Guías alimentarias para el corazón

Estas nuevas guías eliminan límites para el consumo de colesterol, pero continúan estableciendo restricciones sobre el consumo de grasas saturadas.

Luisa María Rendón Muñoz

    Guías alimentarias para el corazón

    Estos patrones apoyan un peso corporal sano y pueden ayudar a prevenir y reducir el riesgo de enfermedades crónicas a través de los periodos de crecimiento, desarrollo y envejecimiento como también en el embarazo.

    Las necesidades nutricionales deben obtenerse principalmente de las comidas densas en nutrientes, tales como vitaminas, minerales y fibra.  Dicho patrón de alimentación debe ser hecho a la medida de las preferencias individuales y socioculturales.  Esto incluye:

    -Verduras: De color verde oscuro, anaranjado o rojo, feculentas, legumbres entre otras.

    -Frutas, preferiblemente enteras.

    -Granos, al menos la mitad deben ser integrales o enteros.

    -Productos lácteos, sin grasa o bajos en grasa. Por ejemplo leche, yogurt, queso o productos de soya fortificados.

    -Proteínas, que incluyen mariscos, carnes magras, pollo, pavo, huevos, legumbres, frutas secas, semillas o productos de soya.

    -Aceites.

     

    Este patrón de alimentación saludable va a limitar lo siguiente:

     

    -Grasas saturadas, las cuales deben sumar menos del 10% de las calorías del día.  Los alimentos altos en grasas saturadas son por ejemplo la mantequilla, la leche entera, las carnes no etiquetadas como magras y aceites tropicales como los de coco y palma.

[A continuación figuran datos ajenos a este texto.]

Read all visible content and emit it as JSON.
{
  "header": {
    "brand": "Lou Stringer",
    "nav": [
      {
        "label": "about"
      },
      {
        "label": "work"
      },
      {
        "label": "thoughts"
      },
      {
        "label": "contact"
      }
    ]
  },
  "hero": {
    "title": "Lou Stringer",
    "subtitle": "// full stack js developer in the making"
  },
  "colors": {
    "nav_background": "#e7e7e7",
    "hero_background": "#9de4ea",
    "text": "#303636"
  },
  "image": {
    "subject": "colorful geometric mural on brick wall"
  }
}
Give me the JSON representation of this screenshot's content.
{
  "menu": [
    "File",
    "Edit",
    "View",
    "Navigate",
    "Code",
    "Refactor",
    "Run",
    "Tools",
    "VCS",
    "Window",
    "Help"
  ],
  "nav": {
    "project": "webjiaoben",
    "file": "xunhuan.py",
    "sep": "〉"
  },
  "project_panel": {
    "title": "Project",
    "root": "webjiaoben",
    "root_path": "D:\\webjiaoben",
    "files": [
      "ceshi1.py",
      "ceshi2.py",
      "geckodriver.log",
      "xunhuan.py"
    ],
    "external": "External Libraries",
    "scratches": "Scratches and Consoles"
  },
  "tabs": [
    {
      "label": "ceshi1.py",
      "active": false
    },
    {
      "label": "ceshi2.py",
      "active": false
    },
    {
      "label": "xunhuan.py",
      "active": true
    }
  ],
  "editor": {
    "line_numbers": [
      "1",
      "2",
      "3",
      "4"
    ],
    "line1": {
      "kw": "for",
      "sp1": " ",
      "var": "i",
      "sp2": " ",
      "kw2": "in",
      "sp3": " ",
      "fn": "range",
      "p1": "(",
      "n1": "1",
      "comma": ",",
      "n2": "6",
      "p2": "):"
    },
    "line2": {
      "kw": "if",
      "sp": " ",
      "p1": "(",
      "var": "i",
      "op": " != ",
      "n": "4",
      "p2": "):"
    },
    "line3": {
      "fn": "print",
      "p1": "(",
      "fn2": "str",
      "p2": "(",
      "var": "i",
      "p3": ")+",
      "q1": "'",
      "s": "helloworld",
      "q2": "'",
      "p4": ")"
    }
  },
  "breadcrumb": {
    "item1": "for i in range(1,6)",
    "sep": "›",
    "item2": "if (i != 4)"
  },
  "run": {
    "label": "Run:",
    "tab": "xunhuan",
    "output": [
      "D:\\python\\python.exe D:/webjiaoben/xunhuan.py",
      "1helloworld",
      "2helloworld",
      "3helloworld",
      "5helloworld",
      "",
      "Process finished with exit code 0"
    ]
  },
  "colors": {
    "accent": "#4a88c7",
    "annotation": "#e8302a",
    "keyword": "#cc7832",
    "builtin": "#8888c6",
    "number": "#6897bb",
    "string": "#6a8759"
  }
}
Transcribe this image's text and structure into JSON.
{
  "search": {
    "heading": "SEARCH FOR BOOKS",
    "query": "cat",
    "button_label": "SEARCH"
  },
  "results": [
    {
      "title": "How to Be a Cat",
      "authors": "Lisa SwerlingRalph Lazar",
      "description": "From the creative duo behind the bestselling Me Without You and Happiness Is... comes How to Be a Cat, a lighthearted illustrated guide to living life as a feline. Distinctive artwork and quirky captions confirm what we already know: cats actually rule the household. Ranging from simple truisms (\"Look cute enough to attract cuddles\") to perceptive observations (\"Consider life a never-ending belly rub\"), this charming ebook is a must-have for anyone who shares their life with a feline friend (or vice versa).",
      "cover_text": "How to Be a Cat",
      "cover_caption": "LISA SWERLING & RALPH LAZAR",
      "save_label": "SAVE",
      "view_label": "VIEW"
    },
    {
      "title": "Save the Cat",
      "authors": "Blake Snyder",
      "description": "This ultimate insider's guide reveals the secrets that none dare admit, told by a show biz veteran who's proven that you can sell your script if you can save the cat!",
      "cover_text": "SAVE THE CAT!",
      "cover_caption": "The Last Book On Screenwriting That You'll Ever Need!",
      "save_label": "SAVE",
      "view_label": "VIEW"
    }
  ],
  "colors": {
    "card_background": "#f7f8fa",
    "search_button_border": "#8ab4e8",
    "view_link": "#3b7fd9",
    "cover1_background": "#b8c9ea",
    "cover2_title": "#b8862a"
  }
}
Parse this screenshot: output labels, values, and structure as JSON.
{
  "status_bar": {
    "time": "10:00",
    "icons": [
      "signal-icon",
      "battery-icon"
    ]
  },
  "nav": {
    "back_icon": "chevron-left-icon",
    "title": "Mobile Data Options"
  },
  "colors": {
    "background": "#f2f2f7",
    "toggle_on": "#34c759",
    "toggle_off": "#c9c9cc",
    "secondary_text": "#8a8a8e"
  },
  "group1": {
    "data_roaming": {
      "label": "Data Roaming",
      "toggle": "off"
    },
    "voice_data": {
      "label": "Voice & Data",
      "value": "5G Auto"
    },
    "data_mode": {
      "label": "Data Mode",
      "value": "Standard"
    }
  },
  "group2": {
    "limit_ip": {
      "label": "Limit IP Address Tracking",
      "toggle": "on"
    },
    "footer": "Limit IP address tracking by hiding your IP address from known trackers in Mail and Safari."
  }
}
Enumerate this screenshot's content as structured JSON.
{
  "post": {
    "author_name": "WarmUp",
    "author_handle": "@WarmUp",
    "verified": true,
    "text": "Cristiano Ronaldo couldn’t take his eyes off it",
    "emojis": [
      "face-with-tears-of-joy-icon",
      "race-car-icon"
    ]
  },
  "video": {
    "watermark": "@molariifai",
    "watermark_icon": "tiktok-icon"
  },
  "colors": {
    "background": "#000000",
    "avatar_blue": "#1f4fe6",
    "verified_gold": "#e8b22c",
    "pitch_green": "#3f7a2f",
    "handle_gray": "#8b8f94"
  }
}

    -Azucares añadidos, que no deben exceder el 10% de las calorías diarias.

    -Sodio. Su ingesta no debe sobrepasar los 2,300 miligramos al día para los mayores de 14 años y a menos para quienes no llegan a esa edad.  Advierte especialmente sobre la pizza y los platos de pasta, las salsas y las sopas preparadas.

    -Grasas trans.

    -Alcohol. Debe ser consumido con moderación, entiéndase, no más de 1 bebida diaria en mujeres y 2 bebidas diarias en hombres.

    Llama la atención el hecho de que en estas nuevas recomendaciones no se restringe la ingesta de colesterol a diferencia de guías anteriores donde se limitaba su consumo a 300 miligramos diarios.  Solamente se limita a decir que se debe ingerir tan poco colesterol como sea posible para disminuir el riesgo de padecer una enfermedad cardiovascular. Se enfatiza en estas guías el límite para el consumo de azúcares añadidos y la restricción de la ingesta de sodio y grasas trans.  En estas guías las grasas saturadas continúan estando restringidas a pesar de que hay gran controversia de acuerdo con estudios recientes que tienden a desvincular a las mismas del riesgo cardiovascular. 

    Estos patrones de alimentación saludable se deben unir con los patrones de actividad física saludable. La actividad física regular es una de las intervenciones más importantes que las personas pueden realizar para mejorar su salud

     

    -Adultos: Deben realizar al menos 150 minutos de actividad de intensidad moderada semanal y deben hacer ejercicios para fortalecer músculos 2 o más días a la semana. 

    -De 6 a 17 años: Deben realizar 60 minutos de actividad física diaria que incluya aeróbicos y actividades para fortalecer músculos y huesos. 

    El unir ambos patrones de alimentación y actividad física saludables ayuda a mantener un peso sano.  También ayuda a disminuir riesgo de muerte a edad temprana, enfermedad coronaria, infarto cerebral, hipertensión arterial, colesterol y triglicéridos altos, diabetes, síndrome metabólico, cáncer de colon y seno.  Al igual previene caídas y reduce la depresión.